Read more below to learn what EMDR is and how it aids the therapy process or click the Contact Me button below to schedule a free consultation.
What is EMDR?
Eye Movement Desensitization and Reprocessing (or EMDR) is a therapy that is used to help people process and heal from situations or events that have been emotionally, mentally, or physically disturbing. The most common use for EMDR is for processing through traumatic experiences.
In it's original form, EMDR helps people process through negative experiences by stimulating both sides of the brain (the left hemisphere and right hemisphere). Therapists have historically done this by having clients follow a visual focal point from left to right very quickly while mentally and emotionally bringing up the distressing event.
In it's more modern form, this same effect is achieved through alternate tapping on the let and right sides of the body (tapping lightly on each leg in an alternating left and right pattern).
Stimulating the brain in this way mimics the same process of REM sleep, which is the primary way that we process through the day's events in our sleep. It also helps the nervous system better regulate while working through the stuck physical and emotional energy from the events that haven't been able to be fully processed. Using EMDR gives the nervous system more of an opportunity to have resolution with distressing or traumatic experiences.

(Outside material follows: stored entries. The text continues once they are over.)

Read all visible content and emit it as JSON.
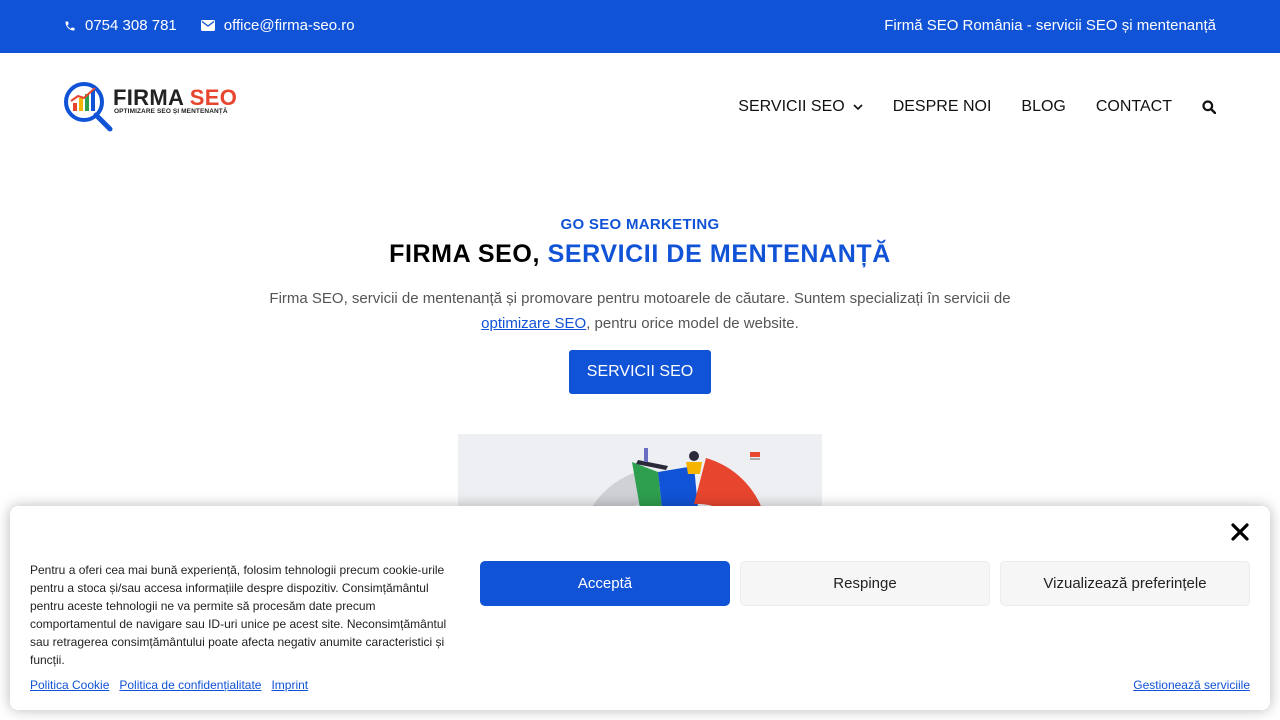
{
  "topbar": {
    "phone": "0754 308 781",
    "email": "office@firma-seo.ro",
    "tagline": "Firmă SEO România - servicii SEO și mentenanță"
  },
  "logo": {
    "text_main": "FIRMA ",
    "text_accent": "SEO",
    "tagline": "OPTIMIZARE SEO ȘI MENTENANȚĂ"
  },
  "nav": {
    "items": [
      {
        "label": "SERVICII SEO"
      },
      {
        "label": "DESPRE NOI"
      },
      {
        "label": "BLOG"
      },
      {
        "label": "CONTACT"
      }
    ]
  },
  "hero": {
    "eyebrow": "GO SEO MARKETING",
    "title_black": "FIRMA SEO, ",
    "title_blue": "SERVICII DE MENTENANȚĂ",
    "desc_part1": "Firma SEO, servicii de mentenanță și promovare pentru motoarele de căutare. Suntem specializați în servicii de ",
    "desc_link": "optimizare SEO",
    "desc_part2": ", pentru orice model de website.",
    "cta": "SERVICII SEO"
  },
  "cookie": {
    "text": "Pentru a oferi cea mai bună experiență, folosim tehnologii precum cookie-urile pentru a stoca și/sau accesa informațiile despre dispozitiv. Consimțământul pentru aceste tehnologii ne va permite să procesăm date precum comportamentul de navigare sau ID-uri unice pe acest site. Neconsimțământul sau retragerea consimțământului poate afecta negativ anumite caracteristici și funcții.",
    "accept": "Acceptă",
    "deny": "Respinge",
    "prefs": "Vizualizează preferințele",
    "links": [
      "Politica Cookie",
      "Politica de confidențialitate",
      "Imprint"
    ],
    "manage": "Gestionează serviciile"
  },
  "colors": {
    "brand_blue": "#1153d6",
    "accent_red": "#e8452f"
  }
}
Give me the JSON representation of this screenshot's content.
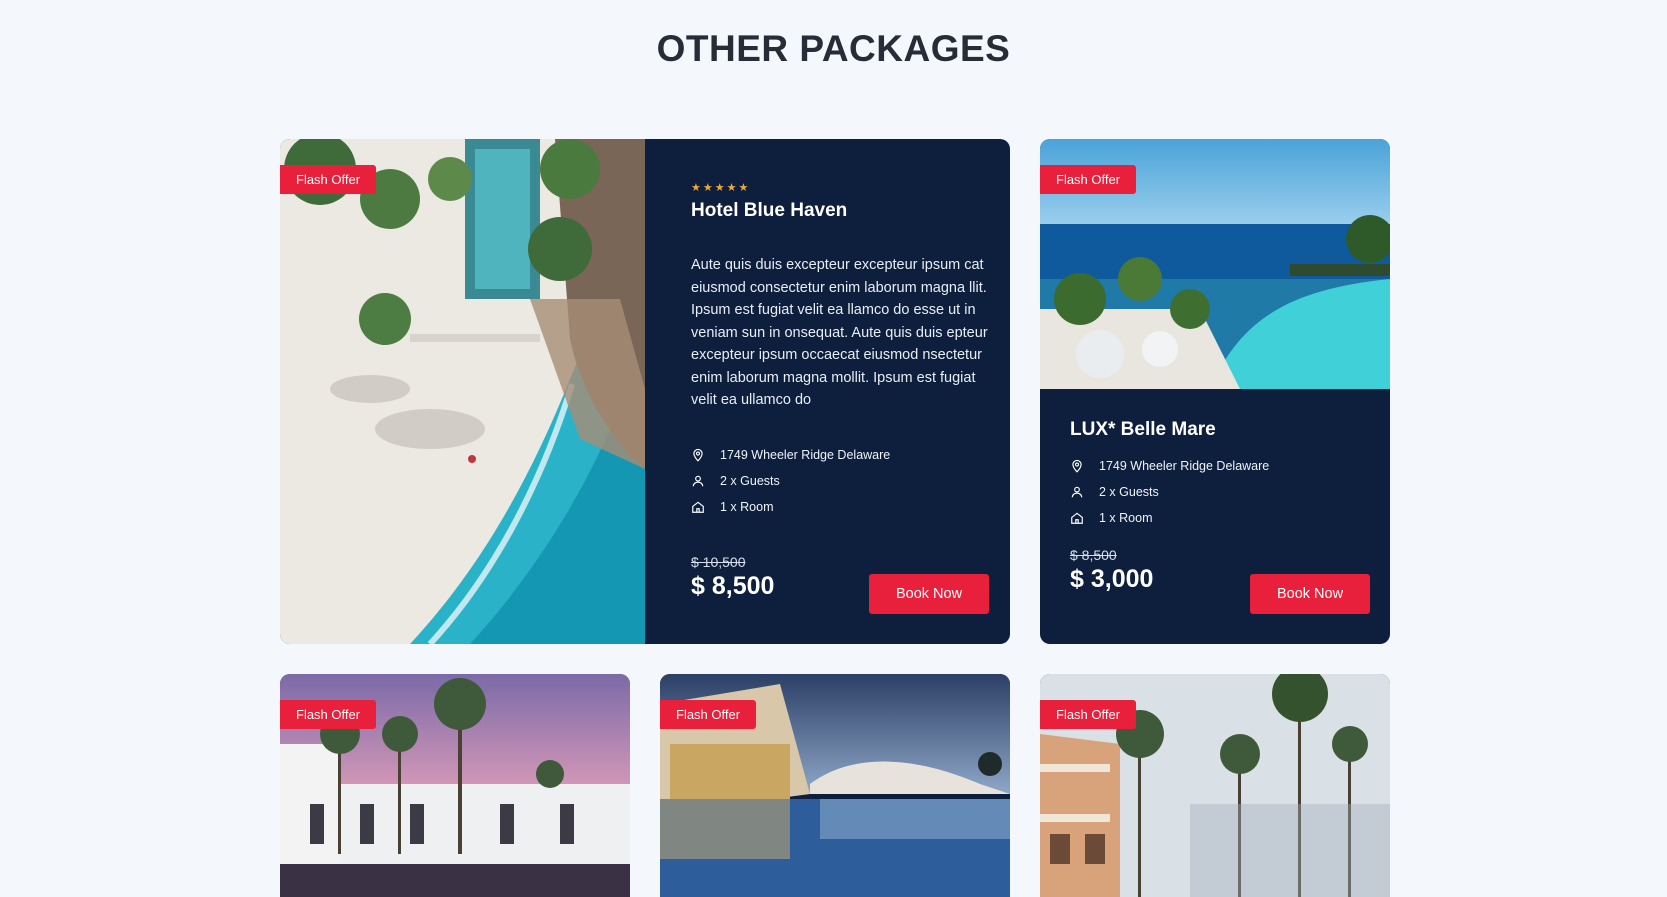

When EMDR is used as a tool to accompany somatic therapy, people are better able to work through and process a distressing event, feeling, thought, or sensation. In other words, working through it can feel less overwhelming. As the experiences and emotions are processed, the triggers happen less often, the nervous system doesn't go into fight/flight or shut down/collapse as often, and people experience the ability to be more present and grounded with themselves and the world around them.